Capocotta-Ostia, bando per i chioschi, (terza) ‘sberla’ al Campidoglio, il Tar: “Poca Trasparenza, Roma paghi le spese”
Roma, terzo ‘schiaffo’ dei giudici in soli due mesi sui bandi estivi per la ri-assegnazione dei chioschi di Ostia-Capocotta (leggi articolo 1 e articolo 2): Il TAR del Lazio ha annullato quest’oggi 12 dicembre il ‘No’ con cui il Campidoglio aveva negato l’accesso completo alle offerte tecniche presentate nell’ambito del bando estivo sui chioschi comunali di Capocotta (Lotto “E”). Per i giudici, il Campidoglio dovrà mostrare entro 30 giorni le offerte tecniche di S. e del C. G. B., risultati vincitori, alla società quarta classificata. Diverso il caso della capogruppo B.: il Comune di Roma ha dovuto decidere di nuovo, motivando in modo puntuale l’eventuale segreto tecnico e valutando anche accessi parziali. Il Comune di Roma è stato inoltre condannato a pagare 1.500 euro di spese. (PER LEGGERE LA SENTENZA DEI GIUDICI, CLICCA QUI)
Perché Capocotta era diventata un caso di interesse pubblico
Capocotta non era stata solo “mare”: era stata un tratto di litorale a dune, dentro un’area protetta, una Riserva, che confina con la Tenuta del Presidente della Repubblica, in cui ogni scelta su chioschi e servizi aveva inciso su accessibilità, decoro e protezione di un ecosistema fragile. Proprio per questo la trasparenza sulle concessioni e sulle regole di gara non era stata un dettaglio per addetti ai lavori. Era diventata una garanzia per cittadini e territorio, anche per comprendere criteri, punteggi e valutazioni che avevano determinato chi avrebbe gestito spazi e servizi.
Il bando: ricostruzione dei chioschi e concessioni a tempo
La gara finita in Tribunale aveva riguardato la ricostruzione e la successiva gestione di chioschi di proprietà comunale lungo via Litoranea, nel perimetro di Capocotta. Dai dati resi pubblici dal Campidoglio era emersa una struttura chiave: concessioni di 6 anni, rinnovabili una sola volta, con canone annuo a base d’asta di 32.685 euro e indicazioni sulle superfici dei lotti. Nel frattempo, il Comune di Roma aveva comunicato di avere ricevuto un numero rilevante di offerte per i lotti interessati, segno di una competizione molto alta su un’area particolarmente appetibile.

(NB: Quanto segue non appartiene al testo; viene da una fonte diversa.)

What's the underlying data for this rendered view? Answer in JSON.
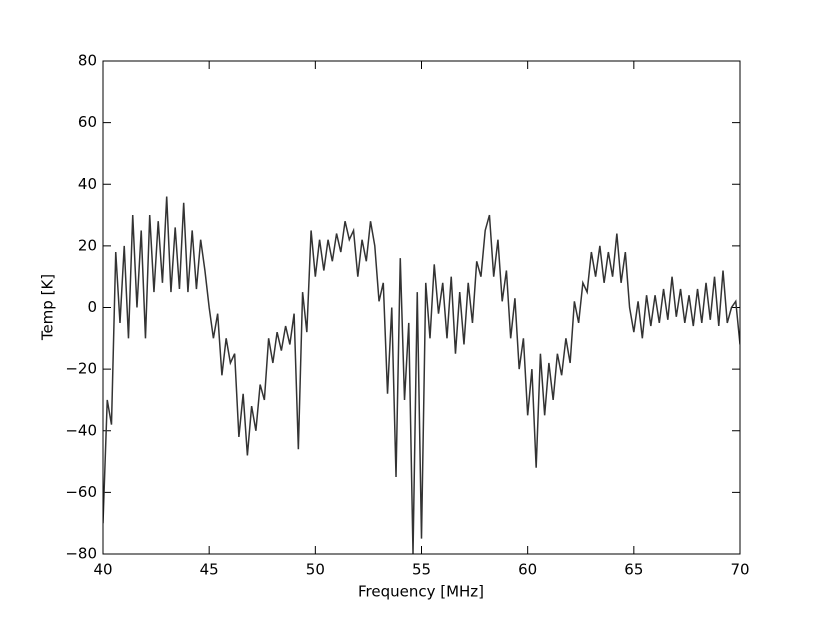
{
  "chart_data": {
    "type": "line",
    "x_label": "Frequency [MHz]",
    "y_label": "Temp [K]",
    "xlim": [
      40,
      70
    ],
    "xticks": [
      40,
      45,
      50,
      55,
      60,
      65,
      70
    ],
    "ylim": [
      -80,
      80
    ],
    "yticks": [
      {
        "value": -80,
        "label": "−80"
      },
      {
        "value": -60,
        "label": "−60"
      },
      {
        "value": -40,
        "label": "−40"
      },
      {
        "value": -20,
        "label": "−20"
      },
      0,
      20,
      40,
      60,
      80
    ],
    "x": [
      40.0,
      40.2,
      40.4,
      40.6,
      40.8,
      41.0,
      41.2,
      41.4,
      41.6,
      41.8,
      42.0,
      42.2,
      42.4,
      42.6,
      42.8,
      43.0,
      43.2,
      43.4,
      43.6,
      43.8,
      44.0,
      44.2,
      44.4,
      44.6,
      44.8,
      45.0,
      45.2,
      45.4,
      45.6,
      45.8,
      46.0,
      46.2,
      46.4,
      46.6,
      46.8,
      47.0,
      47.2,
      47.4,
      47.6,
      47.8,
      48.0,
      48.2,
      48.4,
      48.6,
      48.8,
      49.0,
      49.2,
      49.4,
      49.6,
      49.8,
      50.0,
      50.2,
      50.4,
      50.6,
      50.8,
      51.0,
      51.2,
      51.4,
      51.6,
      51.8,
      52.0,
      52.2,
      52.4,
      52.6,
      52.8,
      53.0,
      53.2,
      53.4,
      53.6,
      53.8,
      54.0,
      54.2,
      54.4,
      54.6,
      54.8,
      55.0,
      55.2,
      55.4,
      55.6,
      55.8,
      56.0,
      56.2,
      56.4,
      56.6,
      56.8,
      57.0,
      57.2,
      57.4,
      57.6,
      57.8,
      58.0,
      58.2,
      58.4,
      58.6,
      58.8,
      59.0,
      59.2,
      59.4,
      59.6,
      59.8,
      60.0,
      60.2,
      60.4,
      60.6,
      60.8,
      61.0,
      61.2,
      61.4,
      61.6,
      61.8,
      62.0,
      62.2,
      62.4,
      62.6,
      62.8,
      63.0,
      63.2,
      63.4,
      63.6,
      63.8,
      64.0,
      64.2,
      64.4,
      64.6,
      64.8,
      65.0,
      65.2,
      65.4,
      65.6,
      65.8,
      66.0,
      66.2,
      66.4,
      66.6,
      66.8,
      67.0,
      67.2,
      67.4,
      67.6,
      67.8,
      68.0,
      68.2,
      68.4,
      68.6,
      68.8,
      69.0,
      69.2,
      69.4,
      69.6,
      69.8,
      70.0
    ],
    "series": [
      {
        "color": "#333333",
        "values": [
          -70,
          -30,
          -38,
          18,
          -5,
          20,
          -10,
          30,
          0,
          25,
          -10,
          30,
          5,
          28,
          8,
          36,
          5,
          26,
          6,
          34,
          5,
          25,
          6,
          22,
          12,
          0,
          -10,
          -2,
          -22,
          -10,
          -18,
          -15,
          -42,
          -28,
          -48,
          -32,
          -40,
          -25,
          -30,
          -10,
          -18,
          -8,
          -14,
          -6,
          -12,
          -2,
          -46,
          5,
          -8,
          25,
          10,
          22,
          12,
          22,
          15,
          24,
          18,
          28,
          22,
          25,
          10,
          22,
          15,
          28,
          20,
          2,
          8,
          -28,
          0,
          -55,
          16,
          -30,
          -5,
          -80,
          5,
          -75,
          8,
          -10,
          14,
          -2,
          8,
          -10,
          10,
          -15,
          5,
          -12,
          8,
          -5,
          15,
          10,
          25,
          30,
          10,
          22,
          2,
          12,
          -10,
          3,
          -20,
          -10,
          -35,
          -20,
          -52,
          -15,
          -35,
          -18,
          -30,
          -15,
          -22,
          -10,
          -18,
          2,
          -5,
          8,
          5,
          18,
          10,
          20,
          8,
          18,
          10,
          24,
          8,
          18,
          0,
          -8,
          2,
          -10,
          4,
          -6,
          4,
          -5,
          6,
          -4,
          10,
          -3,
          6,
          -5,
          4,
          -6,
          6,
          -5,
          8,
          -4,
          10,
          -6,
          12,
          -5,
          0,
          2,
          -12
        ]
      }
    ]
  }
}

La “guerra” in aula: chi aveva perso aveva chiesto di vedere come avevano vinto gli altri
A portare Roma davanti al TAR era stata C. S.r.l.S., arrivata quarta nel Lotto E. La società aveva chiesto di visionare le offerte tecniche dei tre soggetti meglio piazzati in graduatoria. Il Comune aveva risposto che molti documenti erano disponibili online, ma aveva negato l’accesso alle offerte tecniche richiamando la riservatezza e il “know-how” indicato da un controinteressato. Ed è lì che il TAR era intervenuto: un diniego non aveva potuto reggersi su formule automatiche, ma aveva richiesto una valutazione concreta e motivata.
Cosa era successo dopo (e perché la sentenza aveva contato oltre Capocotta)
La decisione aveva prodotto due effetti immediati: l’accesso garantito per due offerte tecniche e una nuova istruttoria sulla terza. Il messaggio istituzionale era stato chiaro: su beni pubblici e aree sensibili non era bastato invocare la parola “segreto” per chiudere le carte. In un periodo in cui la pressione su gare e procedure competitive era aumentata, la partita della trasparenza era diventata il primo presidio di fiducia pubblica, e anche il terreno su cui si misuravano responsabilità e qualità dell’azione amministrativa.